As Ayatollah Khamenei has pointed out in his 2017 Hajj message, the way for Muslims to combat this pernicious, western-produced pandemic of materialism is by participating in the annual Hajj pilgrimage. “Hajj can be a cure for both of these grave maladies that the Islamic Ummah is suffering from,” the Leader stated.  “It can purge hearts of impurities and enlighten them with the light of piety and understanding,” he continued. Additionally the Hajj “can open eyes to the bitter realities of the world of Islam,” according to the Leader, undoubtedly a reference to the U.S.-induced catastrophes currently proliferating across the Middle East.

How does the Hajj serve as an antidote to materialism?  By tackling the three dimensions of materialism mentioned above—possessiveness, nongenerosity and envy—separately during the Hajj with appropriate rituals.  Firstly, envy is dashed by the plain, unstitched, two-piece white cloth garments worn by all pilgrims, thus making the rich indistinguishable from the poor. The Hajj garments, which resemble the burial shrouds placed upon the dead, force the pilgrims from the material world of envy and any other disobedience into the realm of submission to Allah.

Next, possessiveness is countered by circumambulating the Ka’aba, a simple mud and stone building, which has none of the glitter of the material possessions promised by western capitalism, yet attracts millions of pilgrims each year from around the world. By circumambulating the Ka’aba, the pilgrim demonstrates a desire only for Allah and nothing else.  
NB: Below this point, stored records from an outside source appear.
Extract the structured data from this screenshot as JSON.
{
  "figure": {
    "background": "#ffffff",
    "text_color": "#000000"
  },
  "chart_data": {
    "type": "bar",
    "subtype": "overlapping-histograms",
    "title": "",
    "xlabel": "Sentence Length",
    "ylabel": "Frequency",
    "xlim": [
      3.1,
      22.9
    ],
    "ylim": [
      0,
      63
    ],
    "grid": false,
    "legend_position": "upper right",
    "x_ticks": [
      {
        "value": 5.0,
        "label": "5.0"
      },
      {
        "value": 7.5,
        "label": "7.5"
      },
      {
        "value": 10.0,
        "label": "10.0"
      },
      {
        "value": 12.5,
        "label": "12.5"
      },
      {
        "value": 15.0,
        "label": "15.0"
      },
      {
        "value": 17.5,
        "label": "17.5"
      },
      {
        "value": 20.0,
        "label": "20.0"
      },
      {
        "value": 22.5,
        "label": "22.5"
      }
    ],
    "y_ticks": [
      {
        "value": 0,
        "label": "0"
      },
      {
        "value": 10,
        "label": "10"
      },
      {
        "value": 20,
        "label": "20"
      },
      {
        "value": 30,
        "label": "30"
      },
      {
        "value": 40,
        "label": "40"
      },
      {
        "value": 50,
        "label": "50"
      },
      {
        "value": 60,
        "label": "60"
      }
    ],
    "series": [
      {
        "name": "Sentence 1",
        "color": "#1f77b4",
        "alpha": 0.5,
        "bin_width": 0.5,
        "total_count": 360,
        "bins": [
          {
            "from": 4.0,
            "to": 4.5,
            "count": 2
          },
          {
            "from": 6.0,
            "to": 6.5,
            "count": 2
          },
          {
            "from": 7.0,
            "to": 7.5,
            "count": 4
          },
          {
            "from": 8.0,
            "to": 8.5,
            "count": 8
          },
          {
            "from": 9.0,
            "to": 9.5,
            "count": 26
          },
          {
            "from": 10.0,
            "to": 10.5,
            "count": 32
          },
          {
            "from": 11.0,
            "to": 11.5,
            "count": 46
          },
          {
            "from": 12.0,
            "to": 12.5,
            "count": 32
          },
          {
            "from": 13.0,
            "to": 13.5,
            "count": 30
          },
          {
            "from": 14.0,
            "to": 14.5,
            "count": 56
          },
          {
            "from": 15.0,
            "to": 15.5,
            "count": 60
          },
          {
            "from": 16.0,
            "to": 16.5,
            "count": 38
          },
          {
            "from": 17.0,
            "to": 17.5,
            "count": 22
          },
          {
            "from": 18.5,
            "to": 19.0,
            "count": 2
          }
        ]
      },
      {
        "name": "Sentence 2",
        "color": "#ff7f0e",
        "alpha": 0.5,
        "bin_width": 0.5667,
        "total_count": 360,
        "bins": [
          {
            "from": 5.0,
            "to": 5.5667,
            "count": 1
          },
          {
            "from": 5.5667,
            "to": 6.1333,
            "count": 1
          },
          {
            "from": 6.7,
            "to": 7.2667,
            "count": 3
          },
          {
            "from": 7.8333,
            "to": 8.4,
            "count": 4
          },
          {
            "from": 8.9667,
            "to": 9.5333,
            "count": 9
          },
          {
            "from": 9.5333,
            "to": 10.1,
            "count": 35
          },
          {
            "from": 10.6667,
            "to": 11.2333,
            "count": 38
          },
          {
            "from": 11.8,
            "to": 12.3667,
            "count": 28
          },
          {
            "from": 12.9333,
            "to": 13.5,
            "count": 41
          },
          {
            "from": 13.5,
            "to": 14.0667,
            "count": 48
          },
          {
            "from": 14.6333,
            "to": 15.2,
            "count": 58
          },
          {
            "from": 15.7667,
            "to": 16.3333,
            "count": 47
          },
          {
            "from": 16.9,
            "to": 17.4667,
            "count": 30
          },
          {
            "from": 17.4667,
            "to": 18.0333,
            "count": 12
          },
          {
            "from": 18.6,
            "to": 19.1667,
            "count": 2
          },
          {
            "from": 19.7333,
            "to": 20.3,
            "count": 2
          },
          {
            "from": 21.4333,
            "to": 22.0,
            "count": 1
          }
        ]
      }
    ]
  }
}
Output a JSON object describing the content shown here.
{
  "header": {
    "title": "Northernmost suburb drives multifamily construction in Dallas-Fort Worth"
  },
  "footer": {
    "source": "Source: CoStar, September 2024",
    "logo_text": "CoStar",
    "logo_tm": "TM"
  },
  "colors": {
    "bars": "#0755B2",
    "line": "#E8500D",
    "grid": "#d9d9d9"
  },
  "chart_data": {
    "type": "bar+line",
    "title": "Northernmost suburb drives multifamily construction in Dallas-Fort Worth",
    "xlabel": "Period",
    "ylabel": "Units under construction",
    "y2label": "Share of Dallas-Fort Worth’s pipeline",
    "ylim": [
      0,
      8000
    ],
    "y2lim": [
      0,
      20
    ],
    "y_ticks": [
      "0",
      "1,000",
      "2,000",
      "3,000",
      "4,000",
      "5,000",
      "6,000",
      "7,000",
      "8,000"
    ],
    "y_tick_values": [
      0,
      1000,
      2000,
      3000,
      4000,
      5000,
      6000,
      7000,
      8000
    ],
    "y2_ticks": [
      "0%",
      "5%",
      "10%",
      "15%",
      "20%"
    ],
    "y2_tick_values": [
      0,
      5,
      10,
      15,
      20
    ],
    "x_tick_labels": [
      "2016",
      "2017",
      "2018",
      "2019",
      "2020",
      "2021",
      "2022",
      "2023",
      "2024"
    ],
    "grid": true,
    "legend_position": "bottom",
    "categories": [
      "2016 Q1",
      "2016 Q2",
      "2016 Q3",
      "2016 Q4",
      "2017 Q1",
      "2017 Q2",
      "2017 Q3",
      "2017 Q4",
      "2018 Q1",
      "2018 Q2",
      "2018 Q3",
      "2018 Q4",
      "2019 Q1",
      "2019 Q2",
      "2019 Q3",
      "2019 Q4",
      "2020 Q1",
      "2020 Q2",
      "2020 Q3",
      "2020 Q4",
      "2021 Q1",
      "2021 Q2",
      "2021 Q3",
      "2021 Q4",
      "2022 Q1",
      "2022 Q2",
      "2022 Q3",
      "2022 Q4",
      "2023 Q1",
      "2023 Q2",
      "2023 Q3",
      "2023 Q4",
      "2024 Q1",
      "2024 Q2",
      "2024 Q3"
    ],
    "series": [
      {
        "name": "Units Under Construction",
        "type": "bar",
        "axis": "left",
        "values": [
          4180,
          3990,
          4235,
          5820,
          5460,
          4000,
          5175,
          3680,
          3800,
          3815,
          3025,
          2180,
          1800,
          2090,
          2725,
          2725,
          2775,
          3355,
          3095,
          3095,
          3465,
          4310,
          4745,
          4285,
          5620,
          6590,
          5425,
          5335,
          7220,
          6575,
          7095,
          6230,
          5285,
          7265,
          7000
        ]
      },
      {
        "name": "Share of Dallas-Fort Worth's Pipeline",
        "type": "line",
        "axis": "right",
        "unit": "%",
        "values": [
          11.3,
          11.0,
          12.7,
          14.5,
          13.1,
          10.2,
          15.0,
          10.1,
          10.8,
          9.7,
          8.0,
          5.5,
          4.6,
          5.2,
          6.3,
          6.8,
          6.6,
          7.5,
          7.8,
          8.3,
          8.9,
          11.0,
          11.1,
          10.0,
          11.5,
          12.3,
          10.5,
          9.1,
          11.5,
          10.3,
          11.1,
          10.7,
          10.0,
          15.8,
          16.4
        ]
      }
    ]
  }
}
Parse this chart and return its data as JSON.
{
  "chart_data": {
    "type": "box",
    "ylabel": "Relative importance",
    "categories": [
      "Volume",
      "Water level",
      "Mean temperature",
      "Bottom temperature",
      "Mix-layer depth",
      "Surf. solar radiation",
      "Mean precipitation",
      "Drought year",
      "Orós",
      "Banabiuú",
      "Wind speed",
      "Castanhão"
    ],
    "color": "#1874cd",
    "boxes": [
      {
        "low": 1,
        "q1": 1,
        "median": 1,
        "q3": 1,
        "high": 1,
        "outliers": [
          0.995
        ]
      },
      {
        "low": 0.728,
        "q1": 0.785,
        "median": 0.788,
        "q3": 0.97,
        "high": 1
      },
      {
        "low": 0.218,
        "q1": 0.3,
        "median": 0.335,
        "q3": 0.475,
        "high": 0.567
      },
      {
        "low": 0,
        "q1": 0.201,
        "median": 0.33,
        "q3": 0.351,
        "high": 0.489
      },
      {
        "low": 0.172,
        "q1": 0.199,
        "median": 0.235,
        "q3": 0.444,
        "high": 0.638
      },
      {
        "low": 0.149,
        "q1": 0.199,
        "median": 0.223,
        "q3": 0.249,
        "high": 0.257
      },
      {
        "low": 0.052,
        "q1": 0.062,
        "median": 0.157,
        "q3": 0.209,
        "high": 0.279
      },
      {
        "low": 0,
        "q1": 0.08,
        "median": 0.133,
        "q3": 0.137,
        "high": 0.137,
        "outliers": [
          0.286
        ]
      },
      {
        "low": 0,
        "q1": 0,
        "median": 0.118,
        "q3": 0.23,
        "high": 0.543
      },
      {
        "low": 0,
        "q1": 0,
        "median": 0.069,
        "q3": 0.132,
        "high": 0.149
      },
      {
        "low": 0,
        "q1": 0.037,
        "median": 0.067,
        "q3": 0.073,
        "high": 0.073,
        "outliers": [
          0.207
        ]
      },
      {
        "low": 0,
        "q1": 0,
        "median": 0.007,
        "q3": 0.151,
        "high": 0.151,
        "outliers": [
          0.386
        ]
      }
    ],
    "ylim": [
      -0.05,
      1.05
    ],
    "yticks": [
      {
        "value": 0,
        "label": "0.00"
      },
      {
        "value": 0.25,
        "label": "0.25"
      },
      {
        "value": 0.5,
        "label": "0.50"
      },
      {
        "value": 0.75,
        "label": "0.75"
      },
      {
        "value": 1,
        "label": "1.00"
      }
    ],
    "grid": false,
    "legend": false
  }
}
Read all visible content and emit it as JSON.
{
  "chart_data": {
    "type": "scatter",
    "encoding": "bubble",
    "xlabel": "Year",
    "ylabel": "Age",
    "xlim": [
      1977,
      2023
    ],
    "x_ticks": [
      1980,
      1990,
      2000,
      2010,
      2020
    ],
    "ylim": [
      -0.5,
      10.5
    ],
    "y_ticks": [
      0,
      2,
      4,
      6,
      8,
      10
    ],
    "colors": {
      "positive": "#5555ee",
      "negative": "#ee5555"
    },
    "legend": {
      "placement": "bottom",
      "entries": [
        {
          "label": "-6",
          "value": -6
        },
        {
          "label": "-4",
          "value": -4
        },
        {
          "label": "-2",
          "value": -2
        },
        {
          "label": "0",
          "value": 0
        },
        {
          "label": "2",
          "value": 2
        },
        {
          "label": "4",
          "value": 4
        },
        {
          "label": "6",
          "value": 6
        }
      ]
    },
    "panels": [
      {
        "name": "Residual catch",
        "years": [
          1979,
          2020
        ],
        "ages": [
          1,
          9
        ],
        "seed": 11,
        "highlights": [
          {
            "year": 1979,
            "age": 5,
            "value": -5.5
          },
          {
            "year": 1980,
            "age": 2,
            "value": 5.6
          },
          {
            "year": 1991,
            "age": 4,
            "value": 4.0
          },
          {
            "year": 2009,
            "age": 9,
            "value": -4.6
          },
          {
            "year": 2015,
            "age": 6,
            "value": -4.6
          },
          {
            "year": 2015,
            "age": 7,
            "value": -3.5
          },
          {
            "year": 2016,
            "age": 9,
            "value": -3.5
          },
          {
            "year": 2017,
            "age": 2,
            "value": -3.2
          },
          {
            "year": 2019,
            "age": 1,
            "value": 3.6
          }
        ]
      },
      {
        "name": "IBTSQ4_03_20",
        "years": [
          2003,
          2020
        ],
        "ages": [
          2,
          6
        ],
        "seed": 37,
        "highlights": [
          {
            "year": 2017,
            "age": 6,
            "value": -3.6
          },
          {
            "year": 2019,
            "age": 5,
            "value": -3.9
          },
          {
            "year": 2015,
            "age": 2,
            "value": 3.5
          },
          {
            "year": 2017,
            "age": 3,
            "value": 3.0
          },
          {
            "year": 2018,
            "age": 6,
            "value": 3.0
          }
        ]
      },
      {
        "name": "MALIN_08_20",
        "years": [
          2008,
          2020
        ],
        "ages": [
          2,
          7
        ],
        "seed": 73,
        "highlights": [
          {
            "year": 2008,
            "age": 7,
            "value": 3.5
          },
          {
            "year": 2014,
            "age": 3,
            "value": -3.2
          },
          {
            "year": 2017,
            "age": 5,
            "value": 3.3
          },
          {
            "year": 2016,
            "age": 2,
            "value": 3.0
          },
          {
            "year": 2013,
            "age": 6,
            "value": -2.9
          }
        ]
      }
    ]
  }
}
And lastly, nongenerosity is nullified by the sacrifices of animals made by the pilgrims on Eid, a portion of the meat of which is donated to the poor and indigent.  When making the sacrifice, the pilgrim should intend to “cut off the throat of greed,” for as Imam Ali (AS) said, “Love of the world engenders greed.”

The Prophet (S) and the Imams of Ahl ul-Bayt (AS) have been fighting materialism since the advent of Islam.  Intending to disparage the Hajj, one materialist named Ibn Abi’l-Aujaa asked Imam Sadiq (AS), “Until when will you work on this threshing-floor, seek refuge from this stone, worship this house of mud and stone, and go around it like frightened camels?”  The Imam (AS) replied, “Whomever Allah causes to go astray and to be blind in heart will find the truth bitter and will have the Satan as guardian and lord, and will be damned to perdition from which there is no return.”

It is clear that Allah has caused the leaders of the United States to go astray and be blind in their hearts, as evidenced by their crimes, which they continue to commit in the Middle East and elsewhere around the world. One of these many crimes is promulgating materialism, and as Ayatollah Khamenei has indicated in his address, the Hajj is the antidote.  As Imam Ali (AS) said, “The Hajj is the jihad of every weak person.”  May we Muslims merit joining this jihad, and thereby eradicate the malignancy of American materialism.